Insurance premiums may relate to a range of products. It would
not be appropriate to provide a general carve-out for all such premiums as some
may be considered discretionary spending which is not directly related to the
provision of the superannuation product. The definition of 'costs' in section
128N includes a power to make regulations to extend the definition and the
Government will consider more detailed representations from the superannuation
industry when they are made.
The committee is satisfied with the response from ITSA and Treasury and
would encourage the Federal Government to consult further with the
superannuation industry in relation to this issue.

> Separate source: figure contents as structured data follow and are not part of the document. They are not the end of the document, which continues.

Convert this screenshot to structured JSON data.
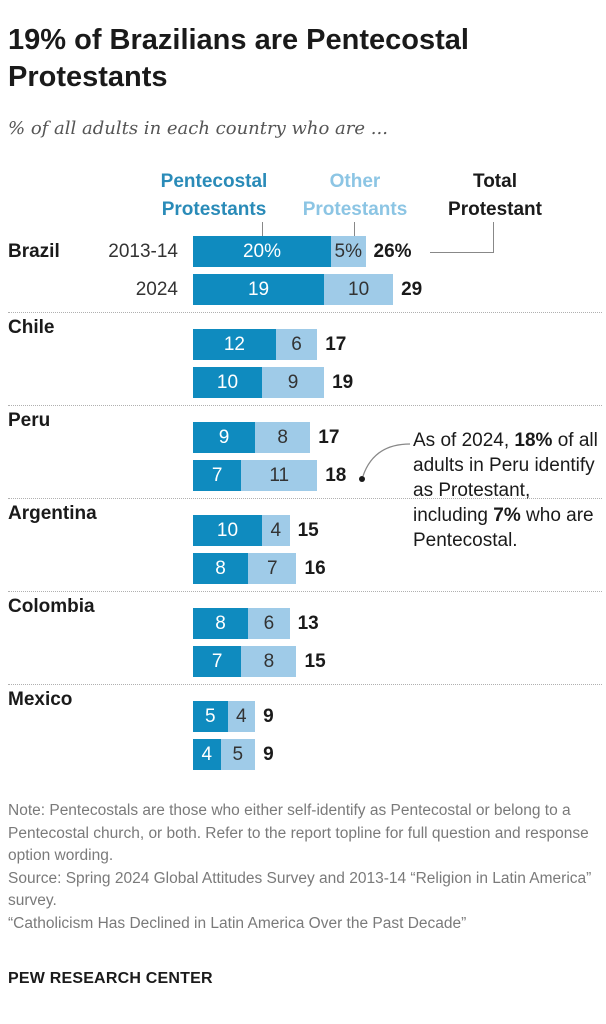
{
  "title": "19% of Brazilians are Pentecostal Protestants",
  "subtitle": "% of all adults in each country who are ...",
  "legend": {
    "pentecostal": "Pentecostal Protestants",
    "other": "Other Protestants",
    "total": "Total Protestant"
  },
  "colors": {
    "pentecostal": "#0f8bbf",
    "other": "#9fcbe8",
    "pentecostal_legend": "#2a8bb8",
    "other_legend": "#8cc5e4"
  },
  "chart_data": {
    "type": "bar",
    "orientation": "horizontal",
    "stacked": true,
    "series_names": [
      "Pentecostal Protestants",
      "Other Protestants",
      "Total Protestant"
    ],
    "groups": [
      {
        "country": "Brazil",
        "rows": [
          {
            "year": "2013-14",
            "pentecostal": 20,
            "other": 5,
            "total": 26,
            "pentecostal_label": "20%",
            "other_label": "5%",
            "total_label": "26%"
          },
          {
            "year": "2024",
            "pentecostal": 19,
            "other": 10,
            "total": 29,
            "pentecostal_label": "19",
            "other_label": "10",
            "total_label": "29"
          }
        ]
      },
      {
        "country": "Chile",
        "rows": [
          {
            "year": "2013-14",
            "pentecostal": 12,
            "other": 6,
            "total": 17,
            "pentecostal_label": "12",
            "other_label": "6",
            "total_label": "17"
          },
          {
            "year": "2024",
            "pentecostal": 10,
            "other": 9,
            "total": 19,
            "pentecostal_label": "10",
            "other_label": "9",
            "total_label": "19"
          }
        ]
      },
      {
        "country": "Peru",
        "rows": [
          {
            "year": "2013-14",
            "pentecostal": 9,
            "other": 8,
            "total": 17,
            "pentecostal_label": "9",
            "other_label": "8",
            "total_label": "17"
          },
          {
            "year": "2024",
            "pentecostal": 7,
            "other": 11,
            "total": 18,
            "pentecostal_label": "7",
            "other_label": "11",
            "total_label": "18"
          }
        ]
      },
      {
        "country": "Argentina",
        "rows": [
          {
            "year": "2013-14",
            "pentecostal": 10,
            "other": 4,
            "total": 15,
            "pentecostal_label": "10",
            "other_label": "4",
            "total_label": "15"
          },
          {
            "year": "2024",
            "pentecostal": 8,
            "other": 7,
            "total": 16,
            "pentecostal_label": "8",
            "other_label": "7",
            "total_label": "16"
          }
        ]
      },
      {
        "country": "Colombia",
        "rows": [
          {
            "year": "2013-14",
            "pentecostal": 8,
            "other": 6,
            "total": 13,
            "pentecostal_label": "8",
            "other_label": "6",
            "total_label": "13"
          },
          {
            "year": "2024",
            "pentecostal": 7,
            "other": 8,
            "total": 15,
            "pentecostal_label": "7",
            "other_label": "8",
            "total_label": "15"
          }
        ]
      },
      {
        "country": "Mexico",
        "rows": [
          {
            "year": "2013-14",
            "pentecostal": 5,
            "other": 4,
            "total": 9,
            "pentecostal_label": "5",
            "other_label": "4",
            "total_label": "9"
          },
          {
            "year": "2024",
            "pentecostal": 4,
            "other": 5,
            "total": 9,
            "pentecostal_label": "4",
            "other_label": "5",
            "total_label": "9"
          }
        ]
      }
    ],
    "year_labels_shown_for": "Brazil",
    "annotation": {
      "country": "Peru",
      "year": "2024",
      "parts": [
        {
          "text": "As of 2024, ",
          "bold": false
        },
        {
          "text": "18%",
          "bold": true
        },
        {
          "text": " of all adults in Peru identify as Protestant, including ",
          "bold": false
        },
        {
          "text": "7%",
          "bold": true
        },
        {
          "text": " who are Pentecostal.",
          "bold": false
        }
      ]
    }
  },
  "notes": {
    "note": "Note: Pentecostals are those who either self-identify as Pentecostal or belong to a Pentecostal church, or both. Refer to the report topline for full question and response option wording.",
    "source": "Source: Spring 2024 Global Attitudes Survey and 2013-14 “Religion in Latin America” survey.",
    "report": "“Catholicism Has Declined in Latin America Over the Past Decade”"
  },
  "footer": "PEW RESEARCH CENTER"
}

Interaction between abolition of Reasonable
Benefit Limits and the Bankruptcy Act
Some submissions and witnesses commented on the apparent inconsistency between
section 116 of the Bankruptcy Act and the abolition of the pension Reasonable
Benefit Limit (RBL) from 1 July 2007 under the Federal Government's Simplifying
Superannuation reforms. Currently, under paragraph 116(2)(d) and subsection
116(5), superannuation and life insurance assets are protected in the event of
bankruptcy up to a limit of the RBL, with only amounts above the superannuation
RBL being available for redistribution.
The Financial Planning Association of Australia (FPA) and Mr Lhuede from
the Law Council submitted that the application of the removal of the pension
RBL in the context of the Bill will need to be resolved.
The committee notes advice from ITSA and Treasury indicating that the
Federal Government is considering this issue but has not yet announced a
However, a representative from Treasury told the committee that there is an
opportunity for legislative amendments in this regard in the bill currently
before Parliament dealing with the simplification of superannuation.
The committee also notes that the Institute of Chartered Accountants in Australia
and Mr Lhuede from the Law Council expressed the view that some threshold limit
for protection of superannuation from creditors would be appropriate.
The committee acknowledges the widespread support for the Bill in its
attempt to overcome the potential loophole highlighted by the decision of Cook
v Benson. The committee agrees that the Bill represents a balanced
approach between the interests of bankrupts and the interests of creditors and,
in this context, applauds the extent and nature of the Federal Government's
consultation with relevant stakeholders.
The committee is satisfied by ITSA and Treasury's responses to some of
the technical issues raised by submissions and witnesses. The committee
considers that many of these issues are of a relatively minor nature and will
be resolved once the Bill is implemented and its measures applied in practice.
In particular, the committee notes evidence suggesting the importance of the
role of the courts in developing the law and providing greater certainty in
this area. The committee also commends the willingness of ITSA to assist and
support industry throughout the implementation process. Accordingly, the
committee recommends that the Senate pass the Bill.
The committee recommends that the Senate pass the Bill.